Download on itch.io (Windows, Mac, Linux)
Get X Avoid Y (Pippin Barr)
Why play it? Pippin Barr created Get X Avoid Y in order to allow himself, as well as players, to play with aesthetic. He maximizes this goal by employing a rudimentary binary interaction that focuses on objects over everything else. Quite simply, you have to click one type of object as it bounces around the screen, avoiding clicking on another.
These preferential politics play to our tendency as humans to draw connections between two or more objects. The outlined goal of each round in Get X Avoid Y may have no underlying motive or meaning, but it's likely we'll attach one. Such as the implications of clicking to remove all white characters from the screen while avoiding people of color. We might think this genocide reveals a characteristic of Pippin's politics, as it was him that set up this scenario, but without a visible consequence to the interaction it's too abstract for finite meaning. What's perhaps encouraged, then, is for us to project our own politics onto it, pushing our own meaning onto the dual at play.
Other objects are sometimes even more abstract than that previous example, so much so that they seem to lend themselves better to puzzling our perception. A series of black lines, some with a red circle on the end while others are without it, becomes a very difficult deciphering challenge. It's almost inevitable that you'll accidentally click on the wrong object. There are also some rounds in the game that present the exact same object twice, telling us to simultaneously "get" and "avoid" it, which forces us to question both our ability to observe difference, as well as the value of such an ability.

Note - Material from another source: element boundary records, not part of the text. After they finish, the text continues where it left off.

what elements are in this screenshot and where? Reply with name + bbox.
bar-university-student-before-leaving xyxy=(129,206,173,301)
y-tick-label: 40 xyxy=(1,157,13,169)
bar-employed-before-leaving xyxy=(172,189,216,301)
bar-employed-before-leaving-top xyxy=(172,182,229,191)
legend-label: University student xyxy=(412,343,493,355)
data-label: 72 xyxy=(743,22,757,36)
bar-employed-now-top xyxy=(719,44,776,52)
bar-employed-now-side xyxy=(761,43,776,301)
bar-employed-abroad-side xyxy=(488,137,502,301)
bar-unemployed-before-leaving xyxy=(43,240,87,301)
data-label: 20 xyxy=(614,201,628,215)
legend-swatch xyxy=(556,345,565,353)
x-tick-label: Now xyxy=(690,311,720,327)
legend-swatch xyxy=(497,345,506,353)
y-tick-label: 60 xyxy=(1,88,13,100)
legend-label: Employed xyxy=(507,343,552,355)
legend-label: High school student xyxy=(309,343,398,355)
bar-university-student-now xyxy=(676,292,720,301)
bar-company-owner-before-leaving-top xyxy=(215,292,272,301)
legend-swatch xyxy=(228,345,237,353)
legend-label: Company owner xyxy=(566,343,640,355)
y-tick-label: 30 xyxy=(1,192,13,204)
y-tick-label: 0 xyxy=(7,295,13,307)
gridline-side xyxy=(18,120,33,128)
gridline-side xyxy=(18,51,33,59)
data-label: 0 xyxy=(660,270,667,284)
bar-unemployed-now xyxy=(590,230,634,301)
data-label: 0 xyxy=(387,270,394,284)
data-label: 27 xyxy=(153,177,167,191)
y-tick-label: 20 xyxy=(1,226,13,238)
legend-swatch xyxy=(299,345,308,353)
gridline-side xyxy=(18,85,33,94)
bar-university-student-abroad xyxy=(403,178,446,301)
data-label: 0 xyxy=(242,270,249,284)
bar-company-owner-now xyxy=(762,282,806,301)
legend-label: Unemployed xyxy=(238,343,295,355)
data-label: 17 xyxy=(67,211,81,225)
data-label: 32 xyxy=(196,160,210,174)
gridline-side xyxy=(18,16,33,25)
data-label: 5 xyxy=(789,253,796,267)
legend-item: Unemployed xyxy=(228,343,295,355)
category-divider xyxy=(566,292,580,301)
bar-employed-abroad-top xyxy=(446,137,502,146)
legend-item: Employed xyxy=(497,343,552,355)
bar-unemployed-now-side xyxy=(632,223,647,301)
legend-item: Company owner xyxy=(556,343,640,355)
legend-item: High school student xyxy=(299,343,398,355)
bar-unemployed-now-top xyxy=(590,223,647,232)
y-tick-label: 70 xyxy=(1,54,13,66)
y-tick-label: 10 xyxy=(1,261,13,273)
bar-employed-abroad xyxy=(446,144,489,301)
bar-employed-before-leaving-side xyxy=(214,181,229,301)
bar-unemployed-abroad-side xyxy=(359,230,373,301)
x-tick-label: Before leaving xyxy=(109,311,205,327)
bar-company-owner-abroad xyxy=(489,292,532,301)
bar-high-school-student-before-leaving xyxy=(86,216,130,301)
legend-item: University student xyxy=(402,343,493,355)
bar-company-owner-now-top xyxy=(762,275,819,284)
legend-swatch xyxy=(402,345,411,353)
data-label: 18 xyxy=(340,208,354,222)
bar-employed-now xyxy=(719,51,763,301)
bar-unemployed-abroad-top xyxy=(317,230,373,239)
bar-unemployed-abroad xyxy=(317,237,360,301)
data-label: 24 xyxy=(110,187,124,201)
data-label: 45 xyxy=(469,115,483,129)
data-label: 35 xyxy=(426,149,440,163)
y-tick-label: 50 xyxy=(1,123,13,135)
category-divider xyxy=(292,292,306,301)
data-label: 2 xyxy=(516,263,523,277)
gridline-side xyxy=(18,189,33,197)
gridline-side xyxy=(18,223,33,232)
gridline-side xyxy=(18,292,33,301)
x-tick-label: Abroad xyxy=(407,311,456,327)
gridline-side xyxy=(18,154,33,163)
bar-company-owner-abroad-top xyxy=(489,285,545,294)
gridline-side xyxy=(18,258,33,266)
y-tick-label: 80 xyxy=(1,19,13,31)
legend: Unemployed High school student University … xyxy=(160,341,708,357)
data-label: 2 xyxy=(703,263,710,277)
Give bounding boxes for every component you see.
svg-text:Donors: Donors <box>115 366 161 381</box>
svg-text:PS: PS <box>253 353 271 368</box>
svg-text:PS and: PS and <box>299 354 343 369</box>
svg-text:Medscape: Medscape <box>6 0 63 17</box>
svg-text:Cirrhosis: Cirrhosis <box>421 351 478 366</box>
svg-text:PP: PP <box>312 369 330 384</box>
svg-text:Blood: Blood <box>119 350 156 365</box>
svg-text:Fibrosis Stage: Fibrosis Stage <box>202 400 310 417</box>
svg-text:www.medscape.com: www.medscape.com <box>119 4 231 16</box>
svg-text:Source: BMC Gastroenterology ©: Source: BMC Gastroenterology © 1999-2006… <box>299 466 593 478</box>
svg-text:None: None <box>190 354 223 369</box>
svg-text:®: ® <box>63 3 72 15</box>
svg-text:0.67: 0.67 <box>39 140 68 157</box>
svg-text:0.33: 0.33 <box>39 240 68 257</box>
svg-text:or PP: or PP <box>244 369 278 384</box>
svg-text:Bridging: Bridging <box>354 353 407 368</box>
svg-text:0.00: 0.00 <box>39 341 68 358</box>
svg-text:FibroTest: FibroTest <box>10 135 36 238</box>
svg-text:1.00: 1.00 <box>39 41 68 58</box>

In presenting two symbols, one to eradicate the other to avoid, Get X Avoid Y provokes the semiotics of a conflicting relationship. Even if accidentally on Pippin's part, or incidental on ours, it becomes an interesting (perhaps even revealing) exercise in our own appropriation.
Play here (Browser)
Road to Ruin (TomCooper3D)
Why play it? Drenched in blue and black, Road to Ruin is an entirely interpretative first-person wander through a mountainous world littered with glowing-red spinning cogs and pumping machines.
Smaller robots buzz with electricity as they fly overhead, and there are pillars of rock to walk around, some of which suggest traces of a civilization in how they seem to be carved.
The idea behind Road to Ruin is to experiment with how games communicate feelings and stories non-verbally. The mechanized sculptures endlessly grinding, and the sounds of sizzling machine parts certainly provoke a daunting uneasiness and a lot of questions.
Get beyond that first part, and it gets even more interesting...
Play on itch.io (Browser)
O Trivial Lobotomy (greenio3)
Why play it? Most narratives tend to be planned out with the purpose of delivering a climax. But O Trivial Lobotomy sees its creator tapping into stream-of-consciousness writing. It's therefore not confined by the constraints of structure and making sense.
The story is told by a number of strange heads that call you Jeff. They ask you questions and seem hostile, like voices in your head telling you to do devious acts.
The result is nonsense, really, but as it's all drawn loosely around the themes of health and physical appearance that there's enough there for you to potentially interpret a disturbing narrative from it.
The small session of challenging play you'll revisit between each talking head involves spinning a blockade around your heart. The idea is to prevent various objects (suggested to be medication) from crashing into it as they attack from all sides of the screen. Your potential motive behind this protective behavior is sometimes threaded into the words of the talking heads, which may eventually tempt you to deliberately fail to see what happens (spoiler: you're not allowed to fail).